We address the use of advanced visualization techniques (implicit functions, algebraic geometry and topology) for high performance visualizations of the internal dimensions predicted to exist by String Theory, the leading candidate for a theory beyond the Standard Model of particle physics. One complication is that the theory is only consistent in ten dimensions. Since we live in four dimensions, three space and one time, the extra six dimensions are assumed to be curled up in small space that can't be directly seen. In this research we magnify the internal dimensions by a factor of 10^34 so they can be analyzed visually using a powerful visualization computer.
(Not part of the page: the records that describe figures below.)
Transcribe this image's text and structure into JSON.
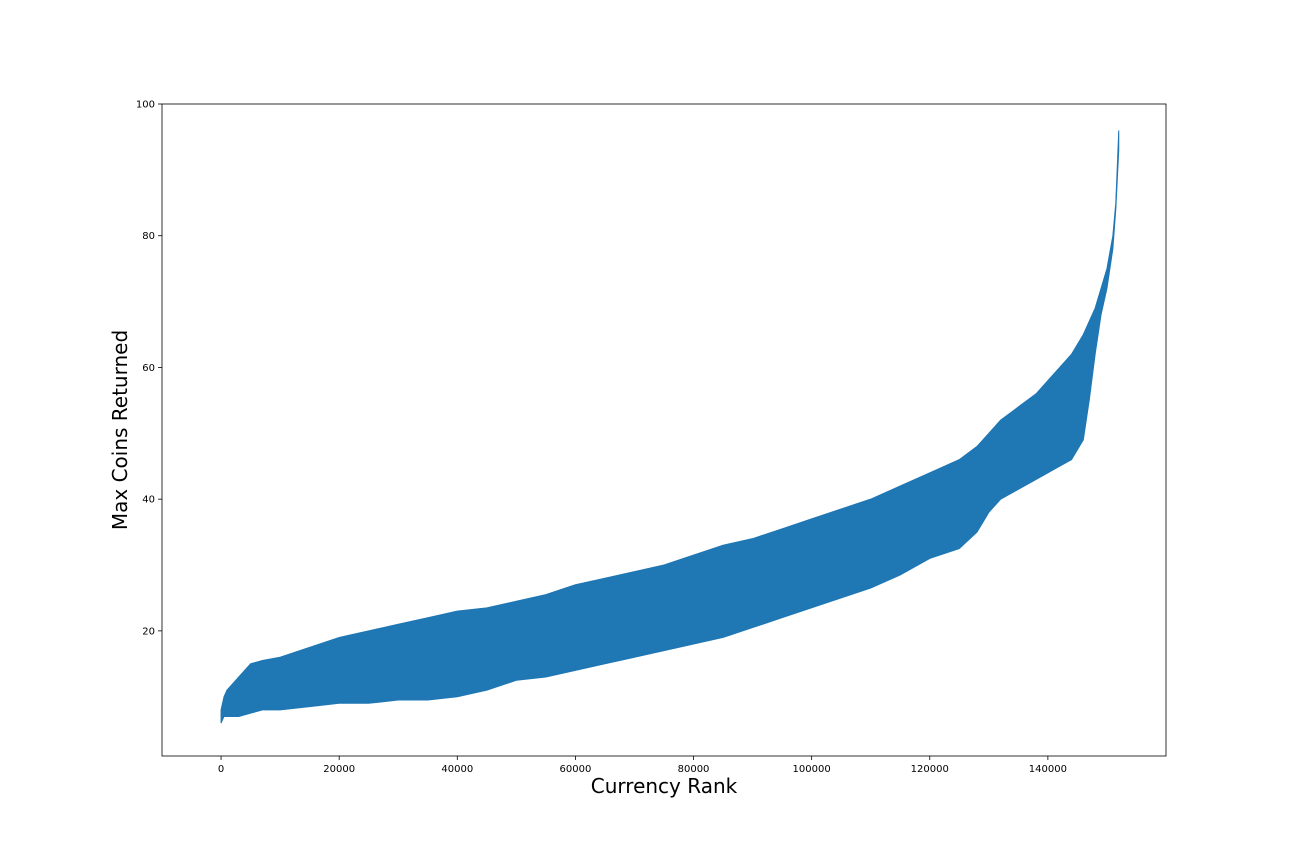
{
  "chart_data": {
    "type": "area",
    "xlabel": "Currency Rank",
    "ylabel": "Max Coins Returned",
    "xlim": [
      -10000,
      160000
    ],
    "ylim": [
      1,
      100
    ],
    "xticks": [
      0,
      20000,
      40000,
      60000,
      80000,
      100000,
      120000,
      140000
    ],
    "xtick_labels": [
      "0",
      "20000",
      "40000",
      "60000",
      "80000",
      "100000",
      "120000",
      "140000"
    ],
    "yticks": [
      20,
      40,
      60,
      80,
      100
    ],
    "ytick_labels": [
      "20",
      "40",
      "60",
      "80",
      "100"
    ],
    "grid": false,
    "series": [
      {
        "color": "#1f77b4",
        "x": [
          0,
          500,
          1000,
          2000,
          3000,
          5000,
          7000,
          10000,
          15000,
          20000,
          25000,
          30000,
          35000,
          40000,
          45000,
          50000,
          55000,
          60000,
          65000,
          70000,
          75000,
          80000,
          85000,
          90000,
          95000,
          100000,
          105000,
          110000,
          115000,
          120000,
          125000,
          128000,
          130000,
          132000,
          135000,
          138000,
          140000,
          142000,
          144000,
          145000,
          146000,
          147000,
          148000,
          149000,
          150000,
          151000,
          151500,
          152000
        ],
        "upper": [
          8,
          10,
          11,
          12,
          13,
          15,
          15.5,
          16,
          17.5,
          19,
          20,
          21,
          22,
          23,
          23.5,
          24.5,
          25.5,
          27,
          28,
          29,
          30,
          31.5,
          33,
          34,
          35.5,
          37,
          38.5,
          40,
          42,
          44,
          46,
          48,
          50,
          52,
          54,
          56,
          58,
          60,
          62,
          63.5,
          65,
          67,
          69,
          72,
          75,
          80,
          85,
          96
        ],
        "lower": [
          6,
          7,
          7,
          7,
          7,
          7.5,
          8,
          8,
          8.5,
          9,
          9,
          9.5,
          9.5,
          10,
          11,
          12.5,
          13,
          14,
          15,
          16,
          17,
          18,
          19,
          20.5,
          22,
          23.5,
          25,
          26.5,
          28.5,
          31,
          32.5,
          35,
          38,
          40,
          41.5,
          43,
          44,
          45,
          46,
          47.5,
          49,
          55,
          62,
          68,
          72,
          78,
          84,
          93
        ]
      }
    ]
  }
}
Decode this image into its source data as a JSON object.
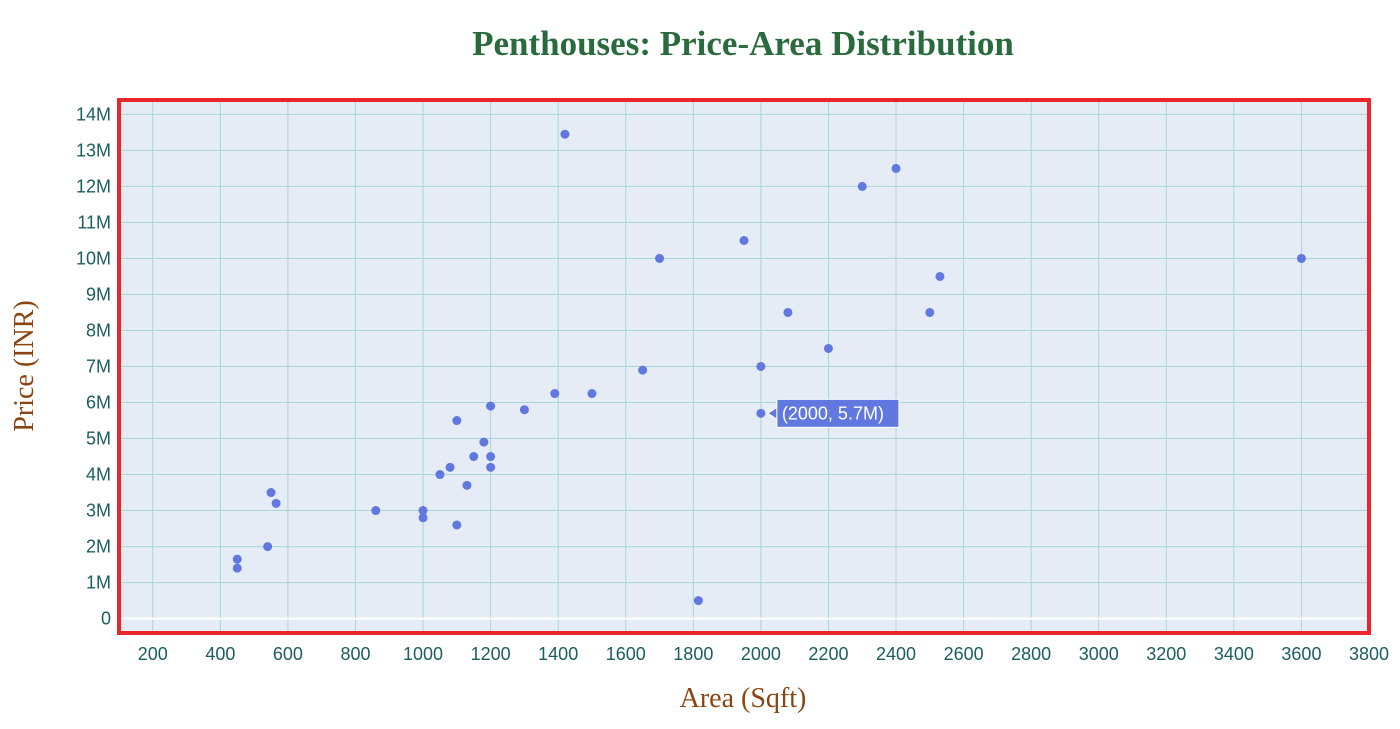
{
  "chart_data": {
    "type": "scatter",
    "title": "Penthouses: Price-Area Distribution",
    "xlabel": "Area (Sqft)",
    "ylabel": "Price (INR)",
    "xlim": [
      100,
      3800
    ],
    "ylim": [
      -400000,
      14400000
    ],
    "x_ticks": [
      200,
      400,
      600,
      800,
      1000,
      1200,
      1400,
      1600,
      1800,
      2000,
      2200,
      2400,
      2600,
      2800,
      3000,
      3200,
      3400,
      3600,
      3800
    ],
    "x_tick_labels": [
      "200",
      "400",
      "600",
      "800",
      "1000",
      "1200",
      "1400",
      "1600",
      "1800",
      "2000",
      "2200",
      "2400",
      "2600",
      "2800",
      "3000",
      "3200",
      "3400",
      "3600",
      "3800"
    ],
    "y_ticks": [
      0,
      1000000,
      2000000,
      3000000,
      4000000,
      5000000,
      6000000,
      7000000,
      8000000,
      9000000,
      10000000,
      11000000,
      12000000,
      13000000,
      14000000
    ],
    "y_tick_labels": [
      "0",
      "1M",
      "2M",
      "3M",
      "4M",
      "5M",
      "6M",
      "7M",
      "8M",
      "9M",
      "10M",
      "11M",
      "12M",
      "13M",
      "14M"
    ],
    "grid": true,
    "points": [
      {
        "x": 450,
        "y": 1650000
      },
      {
        "x": 450,
        "y": 1400000
      },
      {
        "x": 540,
        "y": 2000000
      },
      {
        "x": 550,
        "y": 3500000
      },
      {
        "x": 565,
        "y": 3200000
      },
      {
        "x": 860,
        "y": 3000000
      },
      {
        "x": 1000,
        "y": 3000000
      },
      {
        "x": 1000,
        "y": 2800000
      },
      {
        "x": 1050,
        "y": 4000000
      },
      {
        "x": 1080,
        "y": 4200000
      },
      {
        "x": 1100,
        "y": 5500000
      },
      {
        "x": 1100,
        "y": 2600000
      },
      {
        "x": 1130,
        "y": 3700000
      },
      {
        "x": 1150,
        "y": 4500000
      },
      {
        "x": 1180,
        "y": 4900000
      },
      {
        "x": 1200,
        "y": 5900000
      },
      {
        "x": 1200,
        "y": 4500000
      },
      {
        "x": 1200,
        "y": 4200000
      },
      {
        "x": 1300,
        "y": 5800000
      },
      {
        "x": 1390,
        "y": 6250000
      },
      {
        "x": 1420,
        "y": 13450000
      },
      {
        "x": 1500,
        "y": 6250000
      },
      {
        "x": 1650,
        "y": 6900000
      },
      {
        "x": 1700,
        "y": 10000000
      },
      {
        "x": 1815,
        "y": 500000
      },
      {
        "x": 1950,
        "y": 10500000
      },
      {
        "x": 2000,
        "y": 7000000
      },
      {
        "x": 2000,
        "y": 5700000
      },
      {
        "x": 2080,
        "y": 8500000
      },
      {
        "x": 2200,
        "y": 7500000
      },
      {
        "x": 2300,
        "y": 12000000
      },
      {
        "x": 2400,
        "y": 12500000
      },
      {
        "x": 2500,
        "y": 8500000
      },
      {
        "x": 2530,
        "y": 9500000
      },
      {
        "x": 3600,
        "y": 10000000
      }
    ],
    "hover": {
      "x": 2000,
      "y": 5700000,
      "label": "(2000, 5.7M)"
    },
    "colors": {
      "title": "#2a6b3e",
      "axis_title": "#8b4513",
      "tick_label": "#1b5e5e",
      "marker": "#6178e0",
      "plot_bg": "#e6ecf5",
      "grid": "#a8d5d5",
      "frame": "#e8262b",
      "zero_line": "#ffffff",
      "hover_bg": "#6178e0",
      "hover_text": "#ffffff"
    }
  }
}
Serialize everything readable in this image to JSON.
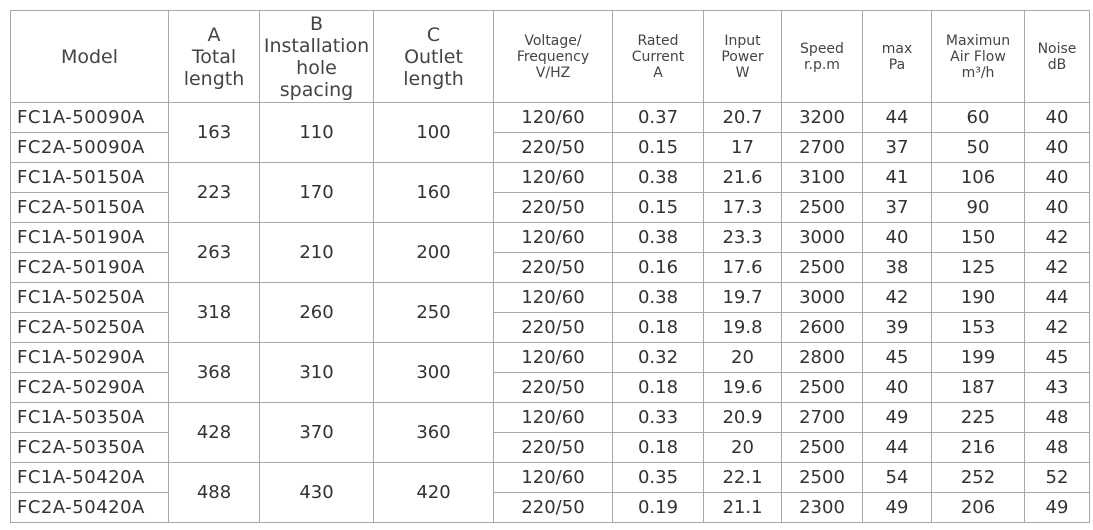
{
  "table": {
    "headers": [
      [
        "Model"
      ],
      [
        "A",
        "Total",
        "length"
      ],
      [
        "B",
        "Installation",
        "hole",
        "spacing"
      ],
      [
        "C",
        "Outlet",
        "length"
      ],
      [
        "Voltage/",
        "Frequency",
        "V/HZ"
      ],
      [
        "Rated",
        "Current",
        "A"
      ],
      [
        "Input",
        "Power",
        "W"
      ],
      [
        "Speed",
        "r.p.m"
      ],
      [
        "max",
        "Pa"
      ],
      [
        "Maximun",
        "Air Flow",
        "m³/h"
      ],
      [
        "Noise",
        "dB"
      ]
    ],
    "groups": [
      {
        "models": [
          "FC1A-50090A",
          "FC2A-50090A"
        ],
        "total_length": 163,
        "hole_spacing": 110,
        "outlet_length": 100,
        "rows": [
          [
            "120/60",
            0.37,
            20.7,
            3200,
            44,
            60,
            40
          ],
          [
            "220/50",
            0.15,
            17,
            2700,
            37,
            50,
            40
          ]
        ]
      },
      {
        "models": [
          "FC1A-50150A",
          "FC2A-50150A"
        ],
        "total_length": 223,
        "hole_spacing": 170,
        "outlet_length": 160,
        "rows": [
          [
            "120/60",
            0.38,
            21.6,
            3100,
            41,
            106,
            40
          ],
          [
            "220/50",
            0.15,
            17.3,
            2500,
            37,
            90,
            40
          ]
        ]
      },
      {
        "models": [
          "FC1A-50190A",
          "FC2A-50190A"
        ],
        "total_length": 263,
        "hole_spacing": 210,
        "outlet_length": 200,
        "rows": [
          [
            "120/60",
            0.38,
            23.3,
            3000,
            40,
            150,
            42
          ],
          [
            "220/50",
            0.16,
            17.6,
            2500,
            38,
            125,
            42
          ]
        ]
      },
      {
        "models": [
          "FC1A-50250A",
          "FC2A-50250A"
        ],
        "total_length": 318,
        "hole_spacing": 260,
        "outlet_length": 250,
        "rows": [
          [
            "120/60",
            0.38,
            19.7,
            3000,
            42,
            190,
            44
          ],
          [
            "220/50",
            0.18,
            19.8,
            2600,
            39,
            153,
            42
          ]
        ]
      },
      {
        "models": [
          "FC1A-50290A",
          "FC2A-50290A"
        ],
        "total_length": 368,
        "hole_spacing": 310,
        "outlet_length": 300,
        "rows": [
          [
            "120/60",
            0.32,
            20,
            2800,
            45,
            199,
            45
          ],
          [
            "220/50",
            0.18,
            19.6,
            2500,
            40,
            187,
            43
          ]
        ]
      },
      {
        "models": [
          "FC1A-50350A",
          "FC2A-50350A"
        ],
        "total_length": 428,
        "hole_spacing": 370,
        "outlet_length": 360,
        "rows": [
          [
            "120/60",
            0.33,
            20.9,
            2700,
            49,
            225,
            48
          ],
          [
            "220/50",
            0.18,
            20,
            2500,
            44,
            216,
            48
          ]
        ]
      },
      {
        "models": [
          "FC1A-50420A",
          "FC2A-50420A"
        ],
        "total_length": 488,
        "hole_spacing": 430,
        "outlet_length": 420,
        "rows": [
          [
            "120/60",
            0.35,
            22.1,
            2500,
            54,
            252,
            52
          ],
          [
            "220/50",
            0.19,
            21.1,
            2300,
            49,
            206,
            49
          ]
        ]
      }
    ]
  }
}
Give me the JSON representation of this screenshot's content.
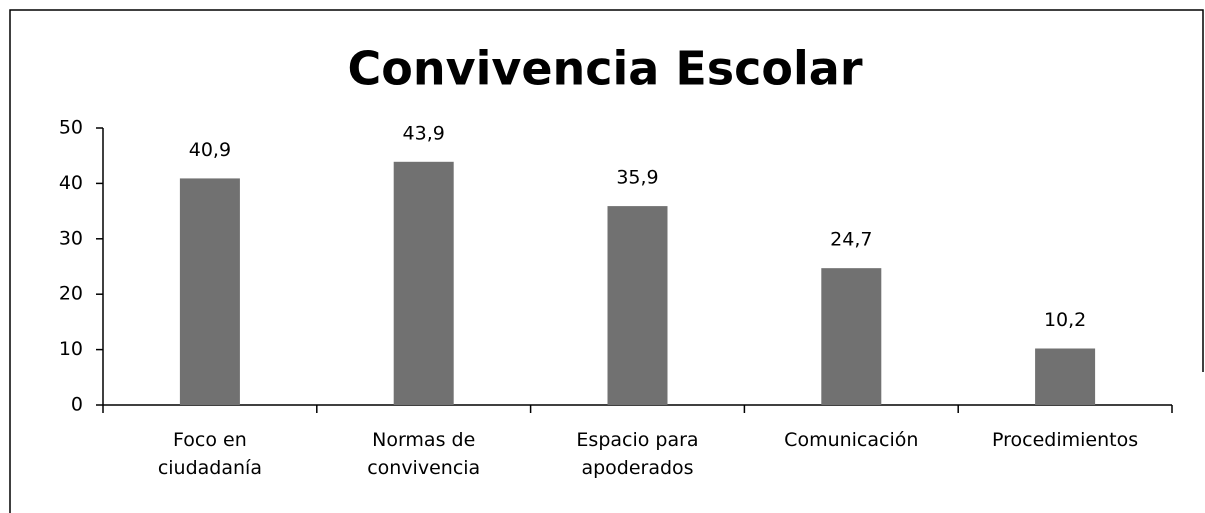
{
  "chart_data": {
    "type": "bar",
    "title": "Convivencia Escolar",
    "categories": [
      "Foco en\nciudadanía",
      "Normas de\nconvivencia",
      "Espacio para\napoderados",
      "Comunicación",
      "Procedimientos"
    ],
    "values": [
      40.9,
      43.9,
      35.9,
      24.7,
      10.2
    ],
    "value_labels": [
      "40,9",
      "43,9",
      "35,9",
      "24,7",
      "10,2"
    ],
    "color": "#717171",
    "ylim": [
      0,
      50
    ],
    "yticks": [
      0,
      10,
      20,
      30,
      40,
      50
    ],
    "grid": false
  }
}
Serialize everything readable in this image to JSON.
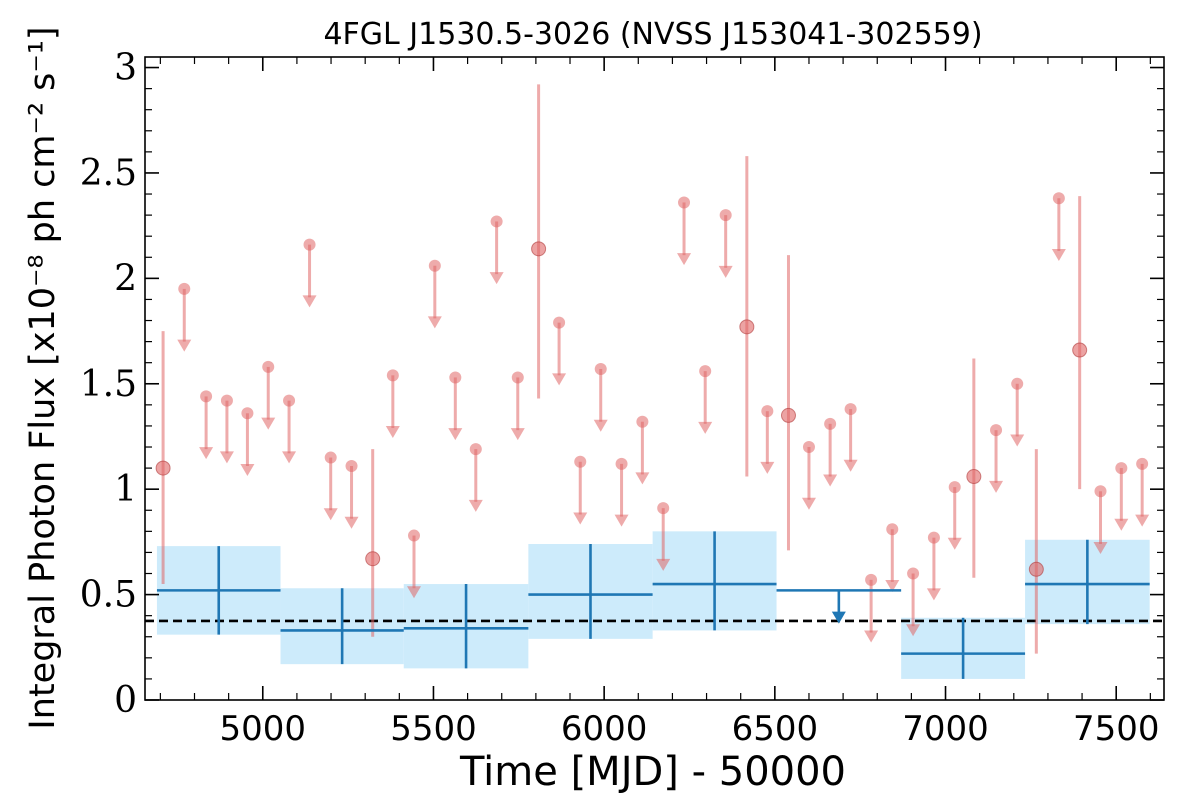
{
  "chart_data": {
    "type": "scatter",
    "title": "4FGL J1530.5-3026 (NVSS J153041-302559)",
    "xlabel": "Time [MJD] - 50000",
    "ylabel": "Integral Photon Flux [x10⁻⁸ ph cm⁻² s⁻¹]",
    "xlim": [
      4655,
      7640
    ],
    "ylim": [
      0,
      3.05
    ],
    "xticks": [
      5000,
      5500,
      6000,
      6500,
      7000,
      7500
    ],
    "xtick_labels": [
      "5000",
      "5500",
      "6000",
      "6500",
      "7000",
      "7500"
    ],
    "yticks": [
      0,
      0.5,
      1,
      1.5,
      2,
      2.5,
      3
    ],
    "ytick_labels": [
      "0",
      "0.5",
      "1",
      "1.5",
      "2",
      "2.5",
      "3"
    ],
    "reference_line": {
      "y": 0.375,
      "style": "dashed"
    },
    "colors": {
      "short_points": "#e06666",
      "long_bins": "#1f77b4",
      "bin_band": "#cdebfb",
      "reference": "#000000"
    },
    "series": [
      {
        "binning": "short",
        "detections": [
          {
            "x": 4708,
            "y": 1.1,
            "ylo": 0.55,
            "yhi": 1.75
          },
          {
            "x": 5322,
            "y": 0.67,
            "ylo": 0.3,
            "yhi": 1.19
          },
          {
            "x": 5808,
            "y": 2.14,
            "ylo": 1.43,
            "yhi": 2.92
          },
          {
            "x": 6418,
            "y": 1.77,
            "ylo": 1.06,
            "yhi": 2.58
          },
          {
            "x": 6540,
            "y": 1.35,
            "ylo": 0.71,
            "yhi": 2.11
          },
          {
            "x": 7083,
            "y": 1.06,
            "ylo": 0.58,
            "yhi": 1.62
          },
          {
            "x": 7266,
            "y": 0.62,
            "ylo": 0.22,
            "yhi": 1.19
          },
          {
            "x": 7393,
            "y": 1.66,
            "ylo": 1.0,
            "yhi": 2.39
          }
        ],
        "upper_limits": [
          {
            "x": 4770,
            "y": 1.95
          },
          {
            "x": 4834,
            "y": 1.44
          },
          {
            "x": 4895,
            "y": 1.42
          },
          {
            "x": 4955,
            "y": 1.36
          },
          {
            "x": 5016,
            "y": 1.58
          },
          {
            "x": 5077,
            "y": 1.42
          },
          {
            "x": 5137,
            "y": 2.16
          },
          {
            "x": 5199,
            "y": 1.15
          },
          {
            "x": 5260,
            "y": 1.11
          },
          {
            "x": 5381,
            "y": 1.54
          },
          {
            "x": 5443,
            "y": 0.78
          },
          {
            "x": 5504,
            "y": 2.06
          },
          {
            "x": 5564,
            "y": 1.53
          },
          {
            "x": 5624,
            "y": 1.19
          },
          {
            "x": 5685,
            "y": 2.27
          },
          {
            "x": 5747,
            "y": 1.53
          },
          {
            "x": 5868,
            "y": 1.79
          },
          {
            "x": 5930,
            "y": 1.13
          },
          {
            "x": 5990,
            "y": 1.57
          },
          {
            "x": 6051,
            "y": 1.12
          },
          {
            "x": 6112,
            "y": 1.32
          },
          {
            "x": 6173,
            "y": 0.91
          },
          {
            "x": 6234,
            "y": 2.36
          },
          {
            "x": 6296,
            "y": 1.56
          },
          {
            "x": 6356,
            "y": 2.3
          },
          {
            "x": 6478,
            "y": 1.37
          },
          {
            "x": 6600,
            "y": 1.2
          },
          {
            "x": 6662,
            "y": 1.31
          },
          {
            "x": 6722,
            "y": 1.38
          },
          {
            "x": 6782,
            "y": 0.57
          },
          {
            "x": 6844,
            "y": 0.81
          },
          {
            "x": 6905,
            "y": 0.6
          },
          {
            "x": 6966,
            "y": 0.77
          },
          {
            "x": 7027,
            "y": 1.01
          },
          {
            "x": 7148,
            "y": 1.28
          },
          {
            "x": 7210,
            "y": 1.5
          },
          {
            "x": 7332,
            "y": 2.38
          },
          {
            "x": 7454,
            "y": 0.99
          },
          {
            "x": 7515,
            "y": 1.1
          },
          {
            "x": 7576,
            "y": 1.12
          }
        ]
      },
      {
        "binning": "long",
        "bins": [
          {
            "x0": 4690,
            "x1": 5052,
            "y": 0.52,
            "ylo": 0.31,
            "yhi": 0.73
          },
          {
            "x0": 5052,
            "x1": 5413,
            "y": 0.33,
            "ylo": 0.17,
            "yhi": 0.53
          },
          {
            "x0": 5413,
            "x1": 5778,
            "y": 0.34,
            "ylo": 0.15,
            "yhi": 0.55
          },
          {
            "x0": 5778,
            "x1": 6142,
            "y": 0.5,
            "ylo": 0.29,
            "yhi": 0.74
          },
          {
            "x0": 6142,
            "x1": 6505,
            "y": 0.55,
            "ylo": 0.33,
            "yhi": 0.8
          },
          {
            "x0": 6870,
            "x1": 7233,
            "y": 0.22,
            "ylo": 0.1,
            "yhi": 0.39
          },
          {
            "x0": 7233,
            "x1": 7598,
            "y": 0.55,
            "ylo": 0.36,
            "yhi": 0.76
          }
        ],
        "upper_limits": [
          {
            "x0": 6505,
            "x1": 6870,
            "y": 0.52
          }
        ]
      }
    ]
  }
}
Workload Characterization and Similarity Analysis of SPECcpu95 Benchmarks
Abdullah I. Almojel, Ali S. AlSwayan, King Fahd University of Petroleum and Minerals

Quantifiable methods can help establish the basis for scientific design of parallel computers based on application needs, to optimize performance to cost. This research work is based on the Vector Space model of workload representation and similarity. It is shown that this model can effectively represent real-life workloads. The model also lends itself to many practical applications. These applications include the design of effective Benchmark Suites, Experimental Parallel Computer Design, and Performance Prediction of real-life applications on real machines. This research work investigates the architectural characteristics and the similarity between the SPECcpu95 benchmarks in order to remove the redundant workloads (exercise the machine similarly) from the benchmark suite.